Modular Polynomial Division

You are given two polynomials \(F(x)\) and \(G(x)\) with degrees \(n\) and \(m\) respectively. It is guaranteed that \(n \ge m\). Your task is to compute two polynomials, the quotient \(Q(x)\) and the remainder \(R(x)\), satisfying

[ F(x) = Q(x) \cdot G(x) + R(x) \quad \text{with} \quad \deg(Q(x)) = n-m \quad \text{and} \quad \deg(R(x)) < m, ]

All operations are performed under modulo \(998244353\).

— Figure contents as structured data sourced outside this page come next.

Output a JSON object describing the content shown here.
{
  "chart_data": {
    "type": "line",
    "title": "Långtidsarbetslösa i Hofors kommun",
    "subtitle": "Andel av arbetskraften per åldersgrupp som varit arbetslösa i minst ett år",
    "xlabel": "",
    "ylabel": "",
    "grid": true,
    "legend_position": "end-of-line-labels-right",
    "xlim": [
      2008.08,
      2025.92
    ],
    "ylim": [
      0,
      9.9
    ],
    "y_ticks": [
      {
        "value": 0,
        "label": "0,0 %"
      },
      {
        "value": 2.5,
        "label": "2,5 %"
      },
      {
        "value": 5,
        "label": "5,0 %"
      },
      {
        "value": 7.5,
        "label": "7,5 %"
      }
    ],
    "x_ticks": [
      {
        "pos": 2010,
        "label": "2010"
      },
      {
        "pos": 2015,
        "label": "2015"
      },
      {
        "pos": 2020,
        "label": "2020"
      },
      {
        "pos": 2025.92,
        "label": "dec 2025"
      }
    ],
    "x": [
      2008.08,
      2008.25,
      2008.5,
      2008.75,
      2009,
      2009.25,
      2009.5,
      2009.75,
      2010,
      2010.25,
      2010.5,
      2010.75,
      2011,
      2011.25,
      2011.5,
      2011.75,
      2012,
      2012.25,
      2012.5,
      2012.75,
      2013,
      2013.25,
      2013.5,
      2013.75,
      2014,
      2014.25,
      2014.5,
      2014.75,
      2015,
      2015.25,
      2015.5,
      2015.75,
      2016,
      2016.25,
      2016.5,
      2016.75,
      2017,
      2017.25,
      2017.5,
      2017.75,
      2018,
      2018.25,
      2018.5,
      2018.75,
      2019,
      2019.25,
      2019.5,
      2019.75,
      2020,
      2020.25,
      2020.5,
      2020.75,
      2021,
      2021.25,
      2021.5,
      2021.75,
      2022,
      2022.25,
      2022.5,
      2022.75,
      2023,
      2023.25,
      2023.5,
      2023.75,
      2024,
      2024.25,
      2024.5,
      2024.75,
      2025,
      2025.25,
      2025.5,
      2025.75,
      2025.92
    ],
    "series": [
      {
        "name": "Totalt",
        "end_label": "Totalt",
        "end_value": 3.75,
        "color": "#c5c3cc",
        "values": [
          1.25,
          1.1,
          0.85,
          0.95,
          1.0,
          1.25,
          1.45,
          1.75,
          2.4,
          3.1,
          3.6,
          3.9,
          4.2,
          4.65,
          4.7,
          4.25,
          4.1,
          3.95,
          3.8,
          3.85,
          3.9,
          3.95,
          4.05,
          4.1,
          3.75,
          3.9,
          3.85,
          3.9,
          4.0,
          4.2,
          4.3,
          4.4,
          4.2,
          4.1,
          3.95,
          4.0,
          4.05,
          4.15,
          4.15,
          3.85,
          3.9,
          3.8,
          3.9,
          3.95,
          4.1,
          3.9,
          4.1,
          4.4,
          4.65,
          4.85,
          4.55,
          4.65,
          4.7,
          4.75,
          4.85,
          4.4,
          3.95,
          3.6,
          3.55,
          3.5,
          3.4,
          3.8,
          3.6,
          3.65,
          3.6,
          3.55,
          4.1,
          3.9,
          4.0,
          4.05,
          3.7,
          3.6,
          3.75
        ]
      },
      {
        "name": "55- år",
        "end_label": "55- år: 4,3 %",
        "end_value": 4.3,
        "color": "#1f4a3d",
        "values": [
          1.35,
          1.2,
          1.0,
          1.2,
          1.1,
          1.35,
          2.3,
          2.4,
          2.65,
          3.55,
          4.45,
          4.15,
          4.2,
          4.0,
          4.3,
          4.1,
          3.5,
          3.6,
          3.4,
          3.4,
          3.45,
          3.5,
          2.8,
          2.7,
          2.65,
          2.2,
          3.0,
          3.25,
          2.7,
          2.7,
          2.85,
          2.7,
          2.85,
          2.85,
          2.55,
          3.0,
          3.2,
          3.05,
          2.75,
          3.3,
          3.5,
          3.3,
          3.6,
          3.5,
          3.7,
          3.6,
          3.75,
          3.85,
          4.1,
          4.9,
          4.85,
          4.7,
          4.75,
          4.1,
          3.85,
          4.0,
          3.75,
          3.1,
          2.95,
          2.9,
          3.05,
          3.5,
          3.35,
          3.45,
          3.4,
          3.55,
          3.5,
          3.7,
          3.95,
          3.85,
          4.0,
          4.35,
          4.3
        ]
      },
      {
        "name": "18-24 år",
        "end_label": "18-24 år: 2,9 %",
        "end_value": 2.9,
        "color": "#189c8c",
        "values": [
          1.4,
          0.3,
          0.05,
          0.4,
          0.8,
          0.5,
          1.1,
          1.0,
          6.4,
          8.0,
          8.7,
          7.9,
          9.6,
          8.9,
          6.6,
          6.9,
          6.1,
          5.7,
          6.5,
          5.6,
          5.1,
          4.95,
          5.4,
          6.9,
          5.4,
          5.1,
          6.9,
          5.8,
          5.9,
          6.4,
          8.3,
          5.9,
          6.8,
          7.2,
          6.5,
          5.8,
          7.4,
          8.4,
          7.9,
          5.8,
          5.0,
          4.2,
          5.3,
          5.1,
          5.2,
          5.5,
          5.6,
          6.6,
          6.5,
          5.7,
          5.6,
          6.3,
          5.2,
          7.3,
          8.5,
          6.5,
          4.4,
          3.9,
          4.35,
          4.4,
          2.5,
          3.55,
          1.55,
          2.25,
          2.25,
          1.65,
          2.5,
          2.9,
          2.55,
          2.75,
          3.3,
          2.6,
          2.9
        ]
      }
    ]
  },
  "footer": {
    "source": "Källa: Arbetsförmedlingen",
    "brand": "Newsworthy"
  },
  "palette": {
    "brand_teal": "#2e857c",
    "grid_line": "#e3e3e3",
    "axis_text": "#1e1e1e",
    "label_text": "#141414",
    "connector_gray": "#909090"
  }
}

Note that if \(n < m\), you should consider \(Q(x)=0\) and \(R(x)=F(x)\).

inputFormat

The first line contains two integers \(n\) and \(m\) (with \(n \ge m\)).

The second line contains \(n+1\) integers representing the coefficients of \(F(x)\) in descending order (from the coefficient of \(x^n\) to the constant term).

The third line contains \(m+1\) integers representing the coefficients of \(G(x)\) in descending order (from the coefficient of \(x^m\) to the constant term).

outputFormat

Output two lines.

The first line contains \(n-m+1\) integers — the coefficients of the quotient polynomial \(Q(x)\) in descending order.

The second line contains \(m\) integers — the coefficients of the remainder polynomial \(R(x)\) in descending order. (Note: If the remainder is the zero polynomial, output a single 0.)

sample

2 1
1 0 0
1 1

1 998244352
1